Meet miss Kensley Taylor. She is our beautiful 1 year old baby girl. When Kensley was a week old we noticed her pupil was a little different. So as terrified parents we brought her straight to the doctor... Whom took one look at her and called a very incredible ophthalmologist who got us in the next day to be checked. We were so afraid. When we saw the doctor he diagnosed Kensley with an atypical coloboma of the right eye and said we will follow up once every few months to see how she sees and if everything is growing as it should. So when Kensley was 3 months old we seen the ophthalmologist again who told us he would like us to see a retinal specialist in Detroit (3 hours away from our home). So on an incredibly snowy michigan day we traveled to Detroit to see the specialist. When he looked at Kensley he asked immediately if we had a history of colon problems in the family... And since we do... Our hearts sunk. Kensley was then asked to be seen a week later back in Detroit to put her under anesthesia and get a closer look into her eyes and take labs for genetics testing. We learned then that Kensley has CHRPE. (Congenital hypertrophy of the retinal pigmented epithelium) also known as "bear tracks" CHRPE can be found in people with Gardeners syndrome and FAP (Familial Adenomatous Polyposis) which is an autosomal-dominant inherited condition characterized by the development of several intestinal polyps, which can lead to colorectal cancer if left untreated. Since she has no other symptoms associated with gardens syndrome at this time it has been ruled out. But with the family history of colon cancer and problems we would need Kensley to go through cancer genetics testing.

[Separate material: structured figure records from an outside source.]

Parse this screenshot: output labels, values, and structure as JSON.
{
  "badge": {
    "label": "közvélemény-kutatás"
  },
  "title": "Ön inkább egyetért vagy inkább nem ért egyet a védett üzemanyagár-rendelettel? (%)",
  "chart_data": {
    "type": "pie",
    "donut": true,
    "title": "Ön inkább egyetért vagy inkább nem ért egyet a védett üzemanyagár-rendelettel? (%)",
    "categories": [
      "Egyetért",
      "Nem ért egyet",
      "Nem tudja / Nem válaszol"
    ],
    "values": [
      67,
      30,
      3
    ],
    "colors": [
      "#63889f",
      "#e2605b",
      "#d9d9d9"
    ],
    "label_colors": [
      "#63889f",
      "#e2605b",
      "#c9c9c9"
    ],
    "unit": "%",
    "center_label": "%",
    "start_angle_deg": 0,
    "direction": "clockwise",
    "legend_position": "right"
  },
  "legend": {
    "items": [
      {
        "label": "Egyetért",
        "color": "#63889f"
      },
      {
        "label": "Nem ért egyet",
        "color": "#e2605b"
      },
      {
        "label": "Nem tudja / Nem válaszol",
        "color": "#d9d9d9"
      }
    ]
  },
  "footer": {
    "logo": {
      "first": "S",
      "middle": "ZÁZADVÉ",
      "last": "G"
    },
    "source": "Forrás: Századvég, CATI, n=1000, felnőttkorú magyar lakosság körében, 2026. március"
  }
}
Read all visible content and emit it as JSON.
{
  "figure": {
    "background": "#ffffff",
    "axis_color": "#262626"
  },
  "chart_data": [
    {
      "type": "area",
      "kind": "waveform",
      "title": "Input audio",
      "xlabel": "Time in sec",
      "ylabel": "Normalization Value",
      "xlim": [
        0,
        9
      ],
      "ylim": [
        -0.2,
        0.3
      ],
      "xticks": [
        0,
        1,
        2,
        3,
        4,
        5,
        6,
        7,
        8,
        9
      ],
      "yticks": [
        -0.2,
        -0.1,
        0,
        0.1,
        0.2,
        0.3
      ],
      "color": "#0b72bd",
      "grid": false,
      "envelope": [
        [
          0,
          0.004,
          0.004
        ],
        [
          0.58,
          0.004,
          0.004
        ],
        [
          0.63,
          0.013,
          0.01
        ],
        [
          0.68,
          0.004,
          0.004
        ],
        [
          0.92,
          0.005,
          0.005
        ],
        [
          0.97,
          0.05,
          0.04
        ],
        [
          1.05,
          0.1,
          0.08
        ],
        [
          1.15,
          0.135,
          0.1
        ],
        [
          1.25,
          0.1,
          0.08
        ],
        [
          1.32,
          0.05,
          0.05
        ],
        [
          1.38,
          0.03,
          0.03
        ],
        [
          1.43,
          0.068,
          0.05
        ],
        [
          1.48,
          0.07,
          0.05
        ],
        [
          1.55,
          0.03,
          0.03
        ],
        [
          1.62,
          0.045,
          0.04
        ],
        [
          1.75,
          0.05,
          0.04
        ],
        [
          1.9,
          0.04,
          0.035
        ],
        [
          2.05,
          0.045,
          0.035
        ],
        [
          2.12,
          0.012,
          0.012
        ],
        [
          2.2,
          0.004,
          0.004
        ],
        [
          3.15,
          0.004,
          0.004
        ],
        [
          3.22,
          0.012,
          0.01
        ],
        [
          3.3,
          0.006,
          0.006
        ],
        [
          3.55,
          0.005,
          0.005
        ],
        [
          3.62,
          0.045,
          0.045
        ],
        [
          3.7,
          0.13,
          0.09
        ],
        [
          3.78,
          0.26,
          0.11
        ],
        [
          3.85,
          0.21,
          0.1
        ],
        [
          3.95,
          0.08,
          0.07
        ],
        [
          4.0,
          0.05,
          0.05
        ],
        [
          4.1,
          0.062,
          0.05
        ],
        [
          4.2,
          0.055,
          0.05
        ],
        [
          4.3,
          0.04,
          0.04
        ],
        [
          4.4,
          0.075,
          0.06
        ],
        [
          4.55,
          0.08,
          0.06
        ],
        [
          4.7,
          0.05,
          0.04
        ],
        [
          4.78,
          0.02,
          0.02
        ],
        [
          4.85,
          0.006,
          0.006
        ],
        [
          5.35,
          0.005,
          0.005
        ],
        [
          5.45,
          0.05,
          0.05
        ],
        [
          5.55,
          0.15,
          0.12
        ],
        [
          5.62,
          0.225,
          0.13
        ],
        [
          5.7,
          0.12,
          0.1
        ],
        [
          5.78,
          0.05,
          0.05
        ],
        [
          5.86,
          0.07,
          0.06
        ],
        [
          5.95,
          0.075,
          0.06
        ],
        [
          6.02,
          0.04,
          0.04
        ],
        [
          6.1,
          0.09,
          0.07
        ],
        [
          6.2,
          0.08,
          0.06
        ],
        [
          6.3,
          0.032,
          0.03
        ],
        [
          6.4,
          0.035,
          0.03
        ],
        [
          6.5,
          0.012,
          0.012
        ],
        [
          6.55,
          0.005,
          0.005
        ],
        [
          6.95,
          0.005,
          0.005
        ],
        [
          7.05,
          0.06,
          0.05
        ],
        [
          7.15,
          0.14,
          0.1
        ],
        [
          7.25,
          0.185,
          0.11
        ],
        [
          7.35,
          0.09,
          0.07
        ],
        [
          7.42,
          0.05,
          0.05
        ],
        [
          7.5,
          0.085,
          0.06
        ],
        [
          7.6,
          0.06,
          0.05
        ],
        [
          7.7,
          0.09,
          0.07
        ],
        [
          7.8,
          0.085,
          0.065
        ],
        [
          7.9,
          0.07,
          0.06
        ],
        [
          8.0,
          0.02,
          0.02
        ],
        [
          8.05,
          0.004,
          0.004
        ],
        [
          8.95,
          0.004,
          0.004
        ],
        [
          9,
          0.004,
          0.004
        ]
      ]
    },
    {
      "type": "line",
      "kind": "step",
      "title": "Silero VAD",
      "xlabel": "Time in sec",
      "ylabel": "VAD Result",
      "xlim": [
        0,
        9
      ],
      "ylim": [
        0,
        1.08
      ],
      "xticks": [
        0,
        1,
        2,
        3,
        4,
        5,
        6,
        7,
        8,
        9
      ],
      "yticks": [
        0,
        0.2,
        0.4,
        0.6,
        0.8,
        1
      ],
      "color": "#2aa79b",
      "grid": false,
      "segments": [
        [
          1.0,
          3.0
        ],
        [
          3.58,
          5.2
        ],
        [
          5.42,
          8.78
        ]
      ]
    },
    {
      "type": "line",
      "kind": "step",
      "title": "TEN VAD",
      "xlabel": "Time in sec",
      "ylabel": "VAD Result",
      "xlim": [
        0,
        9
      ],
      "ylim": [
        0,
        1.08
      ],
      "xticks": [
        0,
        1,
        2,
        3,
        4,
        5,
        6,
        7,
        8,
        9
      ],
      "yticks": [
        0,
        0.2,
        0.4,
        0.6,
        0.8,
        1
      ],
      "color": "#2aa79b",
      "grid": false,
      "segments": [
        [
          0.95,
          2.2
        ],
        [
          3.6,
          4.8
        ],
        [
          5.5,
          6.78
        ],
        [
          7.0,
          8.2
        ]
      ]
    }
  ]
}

Since we have been since told our insurance wouldn't cover the testing we came to here for help. We have heard that people with CHRPE that is associated with FAP have a high chance of developing colorectal cancer anywhere from there 20's and up. If Kensley has the gene she will be able to be referred to a gastroenterologist and be screened regularly to ensure we catch it in time to be corrected. The atypical coloboma at this point is not related and is as far as we know now, cosmetic. But it was a God sent gift she was born with it... Without it we would have never found the CHRPE in her eyes, and could have never known until it was too late.

For over a year now we have seen genetics doctors, specialists and multiple opthamologists and still we don't feel like we have the answers we need. This is the next step that we need. we appreciate you taking the time to read this, and for any help you can give. Thanks in advance.